Sportlich war es gar keine Frage: Judith Deutsch musste zu den Olympischen Spielen. Die österreichische Schwimmerin zählte 1936 zur Weltklasse. Deutsch, damals 17 Jahre alt, hatte in den zwei Jahren zuvor zwölf Landesrekorde über sämtliche Freistildistanzen aufgestellt. Mehrfache österreichische Meisterin war sie natürlich auch, und 1935 war sie als beste österreichische Sportlerin mit der goldenen Ehrennadel ausgezeichnet worden. Selbstverständlich nominierte der Verband daher Deutsch und ihre Trainingskameradinnen Ruth Langer und Lucie Goldner fürs Olympiateam. Doch alle drei sagten ab.
»Ich kann als Jüdin an den Olympischen Spielen in Berlin nicht teilnehmen, weil mir das mein Gewissen verbietet«, schrieb Deutsch an den österreichischen Schwimmverband. »Wie ernst mir dieser Entschluss ist, mögen Sie daran ermessen, dass mir genau bewusst ist, dass ich damit auf die höchste sportliche Auszeichnung, nämlich in der österreichischen Mannschaft bei den Spielen starten zu dürfen, verzichte. Ich bitte um Verständnis und mich keinem Gewissenszwang auszusetzen.«
Wie Judith Deutschs Schwester Hanni Lux berichtet, war dies tatsächlich ihr ganz alleiniger Entschluss. Sie hatte ihren Vater gefragt, der wollte sie nicht drängen, weil er wusste, wie viel ihr eine Olympiateilnahme bedeutete. Was Deutschs Entscheidung bestärkt hatte, waren die olympischen Fackelläufe, die auch durch Wien geführt wurden. »Heil Hitler« hatten die Zuschauer gerufen, obwohl dieser Ruf 1936 in Österreich noch verboten war.

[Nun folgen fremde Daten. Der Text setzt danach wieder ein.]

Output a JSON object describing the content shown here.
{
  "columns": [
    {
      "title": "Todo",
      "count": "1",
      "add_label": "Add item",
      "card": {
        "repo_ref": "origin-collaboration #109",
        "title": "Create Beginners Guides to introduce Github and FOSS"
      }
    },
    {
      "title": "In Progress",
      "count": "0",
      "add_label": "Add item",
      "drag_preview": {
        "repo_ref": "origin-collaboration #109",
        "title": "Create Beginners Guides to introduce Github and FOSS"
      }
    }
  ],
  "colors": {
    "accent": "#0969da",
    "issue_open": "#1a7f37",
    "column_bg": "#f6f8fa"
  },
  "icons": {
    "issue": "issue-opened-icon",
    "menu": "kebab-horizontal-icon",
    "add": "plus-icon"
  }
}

»Heilfroh, unversehrt davongekommen zu sein«
»Wir hatten schreckliche Angst, angegriffen zu werden. Hinterher im Vereinsheim waren wir heilfroh, unversehrt davongekommen zu sein«, erzählte Lux. Die jüdische Zeitung »Die Stimme« berichtete, dass die Hakoah-Gruppe »durch ein Spalier von Verbalinjurien, von denen das Wort Saujud noch die kleinste Beschimpfung war«, gehen musste.

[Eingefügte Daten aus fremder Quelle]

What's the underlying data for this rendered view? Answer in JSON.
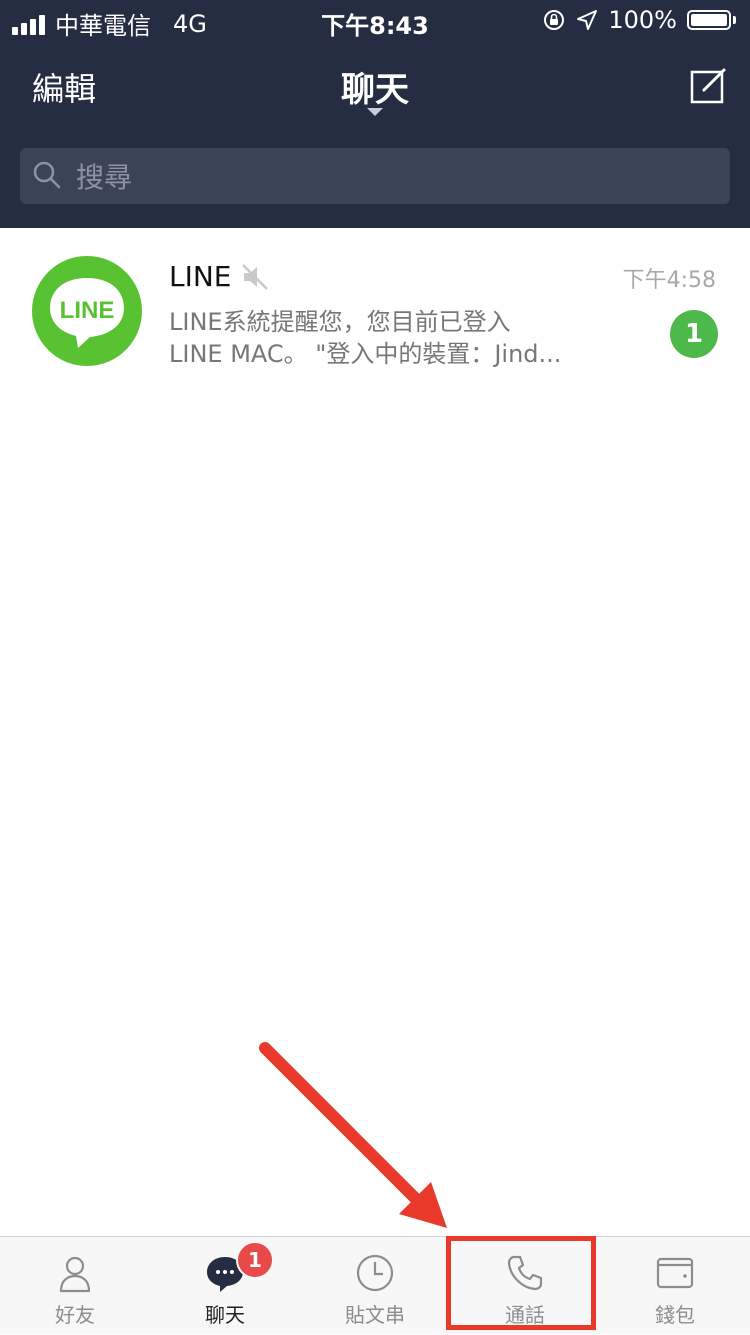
{
  "status_bar": {
    "carrier": "中華電信",
    "network": "4G",
    "time": "下午8:43",
    "battery": "100%"
  },
  "header": {
    "edit_label": "編輯",
    "title": "聊天"
  },
  "search": {
    "placeholder": "搜尋"
  },
  "chats": [
    {
      "name": "LINE",
      "time": "下午4:58",
      "preview_line1": "LINE系統提醒您，您目前已登入",
      "preview_line2": "LINE MAC。 \"登入中的裝置：Jind...",
      "unread": "1",
      "muted": true,
      "avatar_text": "LINE"
    }
  ],
  "tabs": [
    {
      "label": "好友",
      "icon": "friends-icon"
    },
    {
      "label": "聊天",
      "icon": "chat-icon",
      "badge": "1",
      "active": true
    },
    {
      "label": "貼文串",
      "icon": "clock-icon"
    },
    {
      "label": "通話",
      "icon": "phone-icon",
      "highlighted": true
    },
    {
      "label": "錢包",
      "icon": "wallet-icon"
    }
  ],
  "colors": {
    "header_bg": "#252d42",
    "line_green": "#59c232",
    "unread_green": "#4cb94a",
    "badge_red": "#e84a4a",
    "annotation_red": "#e8392a"
  }
}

Die drei Schwimmerinnen wurden wegen »schwerer Schädigung des österreichischen Sportes und grober Missachtung des olympischen Geistes« zunächst lebenslang, nach internationalen Protesten dann für zwei Jahre gesperrt, und sogar ihre Meisterschaften und Rekorde wurden annulliert. An ihrer Entscheidung hat Judith Deutsch nie gerüttelt. »In einem Schwimmbad anzutreten, an dem vor und nach den Spielen ein Schild ›Hunden und Juden‹ den Eintritt verbot, habe ich nicht gekonnt«, sagte sie später. Antisemitische Anfeindungen waren die drei gewöhnt. »Bei jedem sportlichen Treffen«, so berichtete es Lucie Goldner (spätere Gordian), seien sie »in irgendeiner Form angegriffen, brüskiert oder diskriminiert« worden.

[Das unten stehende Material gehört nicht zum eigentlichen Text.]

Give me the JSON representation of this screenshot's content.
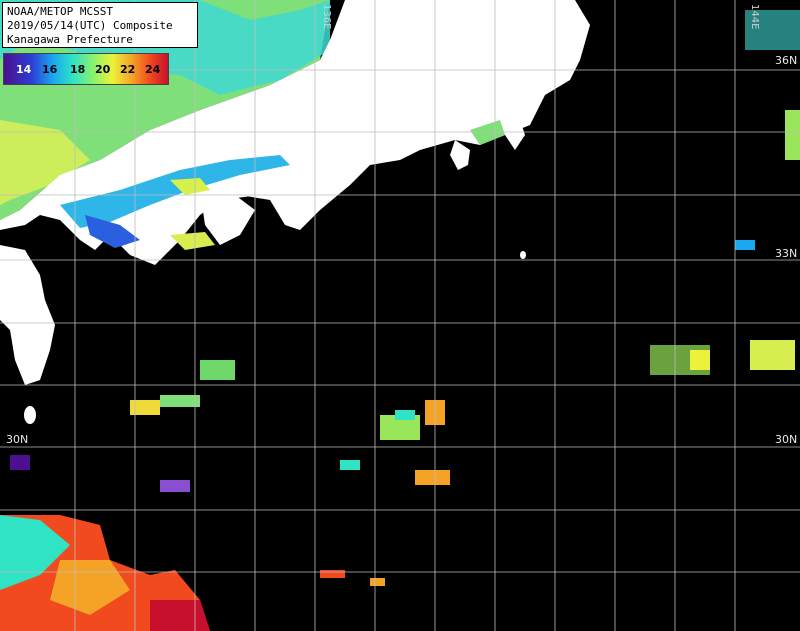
{
  "header": {
    "line1": "NOAA/METOP MCSST",
    "line2": "2019/05/14(UTC) Composite",
    "line3": "Kanagawa Prefecture"
  },
  "legend": {
    "ticks": [
      "14",
      "16",
      "18",
      "20",
      "22",
      "24"
    ],
    "colors": [
      "#4b0f8f",
      "#1aa8f0",
      "#2fe3c4",
      "#ecf23a",
      "#f5a327",
      "#f04a1e",
      "#c8102e"
    ]
  },
  "grid": {
    "lon_labels": [
      "136E",
      "144E"
    ],
    "lat_labels": {
      "n36": "36N",
      "n33": "33N",
      "n30_left": "30N",
      "n30_right": "30N"
    }
  },
  "colors": {
    "land": "#ffffff",
    "ocean": "#000000",
    "grid": "#bdbdbd"
  }
}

Der SC Hakoah Wien zählte zu den berühmtesten Vereinen.
Nicht einmal, dass geschwommene Rekorde vom Verband protokolliert wurden, war für die Hakoah-Schwimmerinnen selbstverständlich. »Bei einem Wettbewerb über 100 Meter Rücken im Jahre 1934«, erinnerte sich Jahrzehnte später Lucie Goldner, »war es nur dem Einschreiten Karli Schäfers, des großen österreichischen Schlittschuhläufers, zu verdanken, dass mir die Wettkampfrichter einen österreichischen Rekord nicht verweigerten.«
Klima des Hasses
Auch wegen dieses Klimas des Hasses hatten sich die drei dem SC Hakoah in Wien angeschlossen – abgesehen davon, dass dort exzellenter Sport betrieben wurde. Seit 1909 gibt es den jüdischen Sportklub, seit 1914 hat er eine Schwimmsektion, und in den 1920er- und 30er-Jahren wirkte dort Zsigo Wertheimer als Cheftrainer. Etwa 800 der insgesamt 1500 aktiven Vereinsmitglieder schwammen hier, davon etwa die Hälfte Frauen, und dank Wertheimer entwickelte sich der Klub in den späten 1920er-Jahren zu einem der erfolgreichsten Schwimmvereine Österreichs.
In den frühen 1920er-Jahren hatte sich der SC Hakoah der Maccabi World Union angeschlossen und verstand sich als Teil der zionistischen Bewegung. Mit der Fußballmeisterschaft 1925 konnte der Verein einen seiner ganz großen Erfolge feiern. Doch auch die Ringer, die Wasserballer sowie die Schwimmerinnen zählten zur Weltklasse.
Schon 1927 hatten Fritzi Löwy und Hedy Bienenfeld bei den Europameisterschaften in Bologna je eine Bronzemedaille gewinnen können, über 400 Meter Freistil beziehungsweise 500 Meter Brust.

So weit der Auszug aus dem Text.